O primeiro prazer, por Sylvia Loeb


 

 

Essa boquinha aberta, o que você procura meu bebê? Meu peito, quer meu peito de novo? Espera aí, já vai, já já, que cara é essa? Não, não precisa vomitar, é tão ruim assim? Espera,  deixa eu te segurar com jeito, não precisa ficar com a testa enrugada, parece um velho de noventa anos, já nasceu velho, preocupado. Eu te protejo, não se preocupe, assim, assim, encosta a cabecinha no meu peito, tem leite e vai ter mais ainda se você aprender a mamar, mas não pode morder, ai!,  o bico está rachado de tanto que você morde, mastigar não pode, calma, quanta agitação, assim você me deixa nervosa, você nasceu, eu nem reclamei.

Sabe que você veio nadando? Uma cachoeira de água, vou te contar isso muitas vezes para você saber que veio nadando, talvez vá ser nadador, meu príncipe submarino.  Um calor quando você saiu, um jato quente, doeu, doeu muito, mas depois aliviou, ficou um buraco vazio dentro do meu corpo. Isso não vou te contar, do buraco que ficou dentro de mim, mama meu leite, ele está aí pra você, meu corpo fabrica esse leite quente, vem de mim, de dentro de mim, não é um milagre?

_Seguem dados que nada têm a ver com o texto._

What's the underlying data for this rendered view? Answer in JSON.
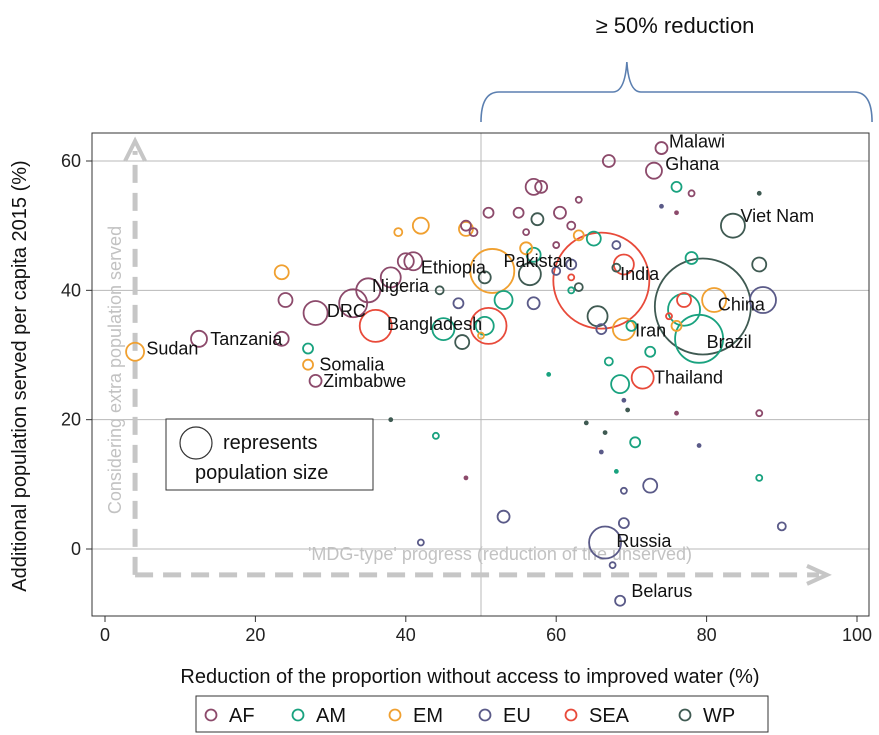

Você é um milagre, as unhas transparentes vão acabar de ser fabricadas aqui fora, a unha parece uma película de ovo, tão fina, vejo suas veias , tem sangue meu aí dentro, tudo que você é fui eu que fiz, você nasceu de mim, fui eu que te dei vida, claro, você não me deve nada, mas é bom saber, você entrou em mim feito uma sementinha, sim, seu pai que botou lá dentro, mas o recipiente fui eu, é uma loucura. Nada disso vou te contar porque é muito louco e você é um homenzinho que não sabe nada e nunca vai saber dessas coisas porque homem não sabe disso.

Assim, assim, mama, mama meu leite, junto com leite dou tudo o que eu tenho e o que não tenho, preciso tomar vitaminas para o cabelo não cair, para meu leite ficar forte e alimentar meu príncipe submarino. Pode dormir sossegado, você ronrona feito um gatinho, o velho de noventa anos não está mais aqui, foi embora, isso, foi embora, o buraco vazio no meu corpo. E agora?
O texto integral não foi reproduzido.